3.1.2. Factos considerados não provados
Não resultou provado, face à prova produzida, designadamente dos docs. 8 e 9 juntos com o pedido de pronúncia arbitral, que o Requerente tenha procedido ao preenchimento das duas livranças, como forma de executar a dívida de um cliente.
Não foram considerados como não provados nenhum dos outros factos alegados, com efetiva relevância para a boa decisão da causa.

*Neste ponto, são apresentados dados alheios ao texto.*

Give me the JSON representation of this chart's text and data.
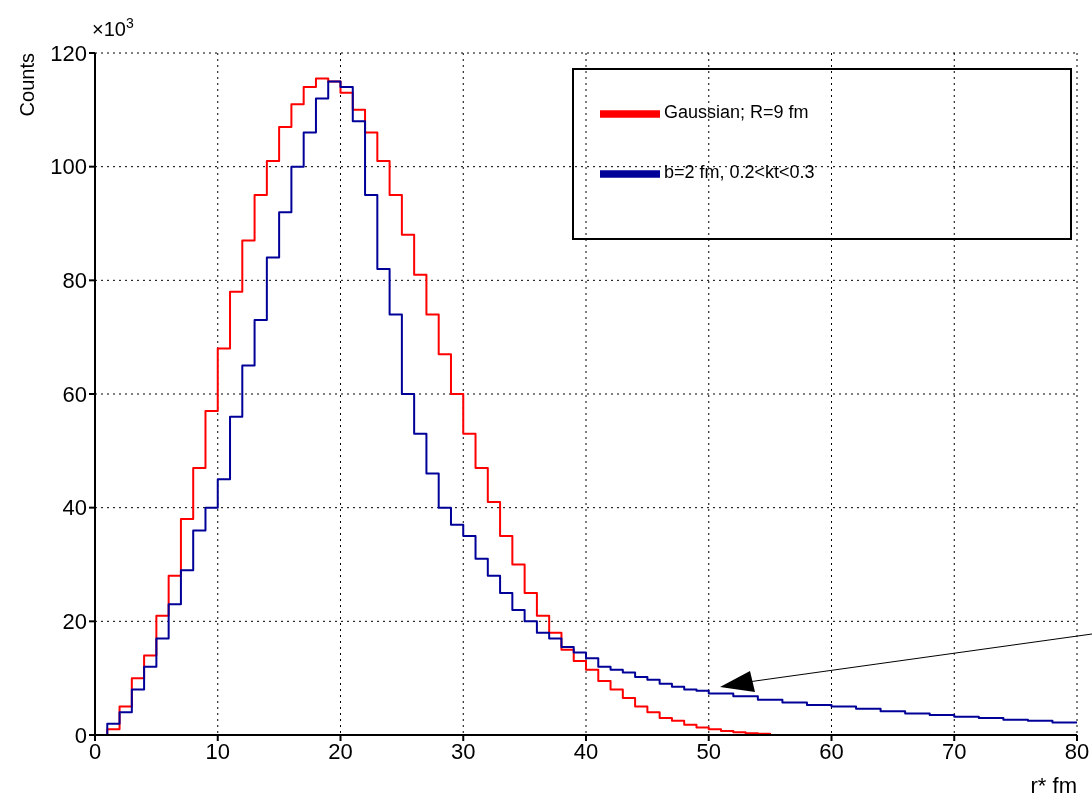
{
  "chart_data": {
    "type": "step",
    "xlabel": "r* fm",
    "ylabel": "Counts",
    "annotations": [
      "×10$^{3}$"
    ],
    "xlim": [
      0,
      80
    ],
    "xticks": [
      0,
      10,
      20,
      30,
      40,
      50,
      60,
      70,
      80
    ],
    "ylim": [
      0,
      120
    ],
    "yticks": [
      0,
      20,
      40,
      60,
      80,
      100,
      120
    ],
    "grid": true,
    "legend": "top right",
    "series": [
      {
        "name": "Gaussian; R=9 fm",
        "color": "#ff0000",
        "x": [
          0,
          1,
          2,
          3,
          4,
          5,
          6,
          7,
          8,
          9,
          10,
          11,
          12,
          13,
          14,
          15,
          16,
          17,
          18,
          19,
          20,
          21,
          22,
          23,
          24,
          25,
          26,
          27,
          28,
          29,
          30,
          31,
          32,
          33,
          34,
          35,
          36,
          37,
          38,
          39,
          40,
          41,
          42,
          43,
          44,
          45,
          46,
          47,
          48,
          49,
          50,
          51,
          52,
          53,
          54,
          55
        ],
        "values": [
          0,
          1,
          5,
          10,
          14,
          21,
          28,
          38,
          47,
          57,
          68,
          78,
          87,
          95,
          101,
          107,
          111,
          114,
          115.5,
          115,
          113,
          110,
          106,
          101,
          95,
          88,
          81,
          74,
          67,
          60,
          53,
          47,
          41,
          35,
          30,
          25,
          21,
          18,
          15,
          13,
          11.5,
          9.5,
          8,
          6.5,
          5,
          4,
          3,
          2.5,
          1.8,
          1.3,
          1,
          0.7,
          0.5,
          0.3,
          0.2,
          0
        ]
      },
      {
        "name": "b=2 fm, 0.2<kt<0.3",
        "color": "#000099",
        "x": [
          0,
          1,
          2,
          3,
          4,
          5,
          6,
          7,
          8,
          9,
          10,
          11,
          12,
          13,
          14,
          15,
          16,
          17,
          18,
          19,
          20,
          21,
          22,
          23,
          24,
          25,
          26,
          27,
          28,
          29,
          30,
          31,
          32,
          33,
          34,
          35,
          36,
          37,
          38,
          39,
          40,
          41,
          42,
          43,
          44,
          45,
          46,
          47,
          48,
          49,
          50,
          52,
          54,
          56,
          58,
          60,
          62,
          64,
          66,
          68,
          70,
          72,
          74,
          76,
          78,
          80
        ],
        "values": [
          0,
          2,
          4,
          8,
          12,
          17,
          23,
          29,
          36,
          40,
          45,
          56,
          65,
          73,
          84,
          92,
          100,
          106,
          112,
          115,
          114,
          108,
          95,
          82,
          74,
          60,
          53,
          46,
          40,
          37,
          35,
          31,
          28,
          25,
          22,
          20,
          18,
          17,
          15.5,
          14.5,
          13.5,
          12,
          11.5,
          11,
          10.2,
          9.7,
          9,
          8.5,
          8,
          7.8,
          7.3,
          6.8,
          6.2,
          5.7,
          5.3,
          5,
          4.6,
          4.2,
          3.8,
          3.5,
          3.2,
          3,
          2.7,
          2.5,
          2.2,
          2.1
        ]
      }
    ]
  }
}
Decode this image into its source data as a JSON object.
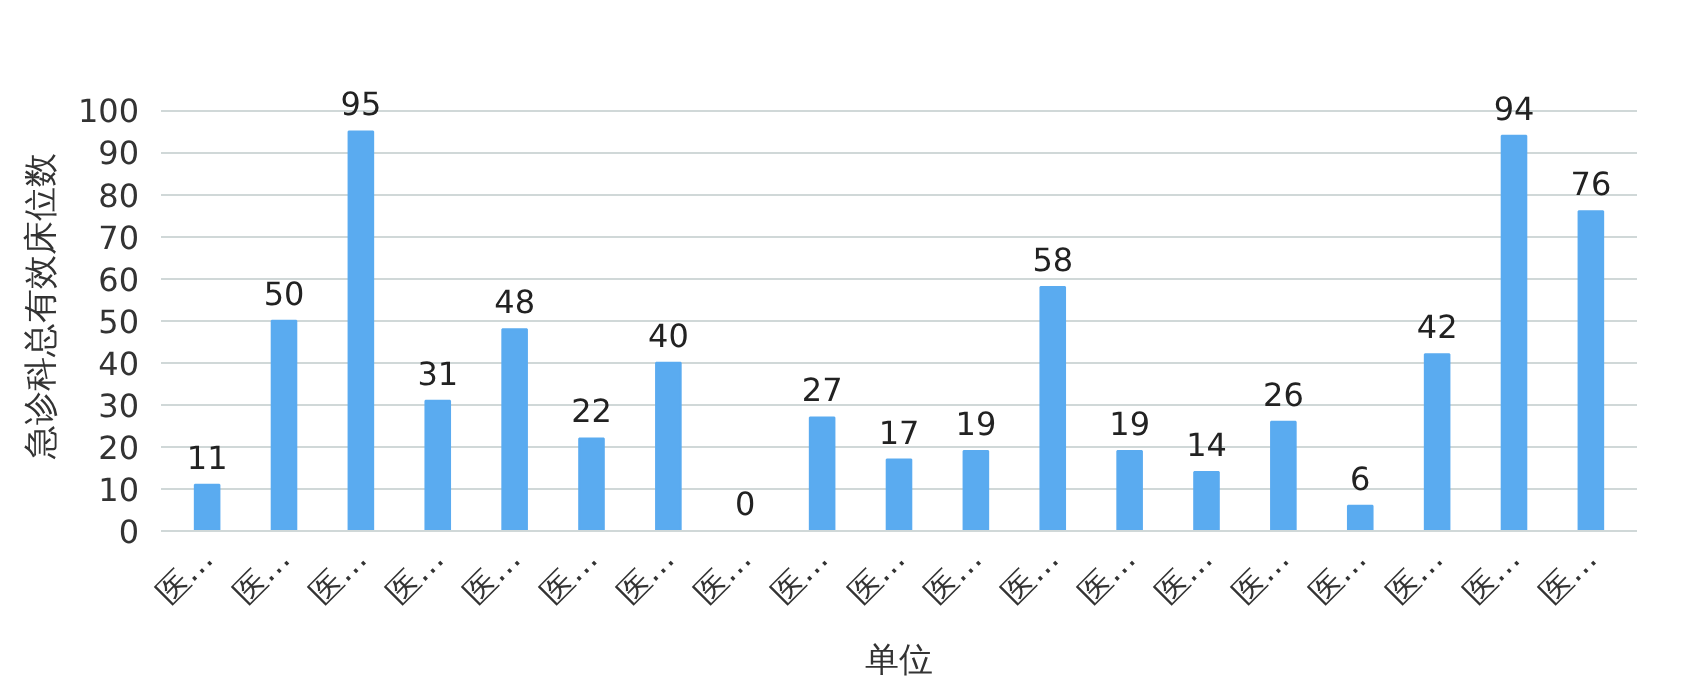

3.1.3. Fundamentação da decisão da matéria de facto
Os factos pertinentes para o julgamento da causa foram escolhidos e recortados em função da sua relevância jurídica, à face das soluções plausíveis das questões de direito, nos termos da aplicação conjugada dos artigos 123.º, n.º 2, do CPPT e 607.º, n.º 3, do CPC, aplicáveis ex vi artigo 29.º, n.º 1, alíneas a) e e), do RJAT.
Não há controvérsia sobre a matéria de facto, pelo que no tocante à matéria de facto dada como provada, a convicção do Tribunal fundou-se nos factos articulados pelas Partes, cuja aderência à realidade não foi posta em causa e, portanto, admitidos por acordo, bem como na análise crítica da prova documental que consta dos autos, designadamente os documentos juntos pelo Requerente, cuja correspondência à realidade não é contestada pela Autoridade Tributária e Aduaneira.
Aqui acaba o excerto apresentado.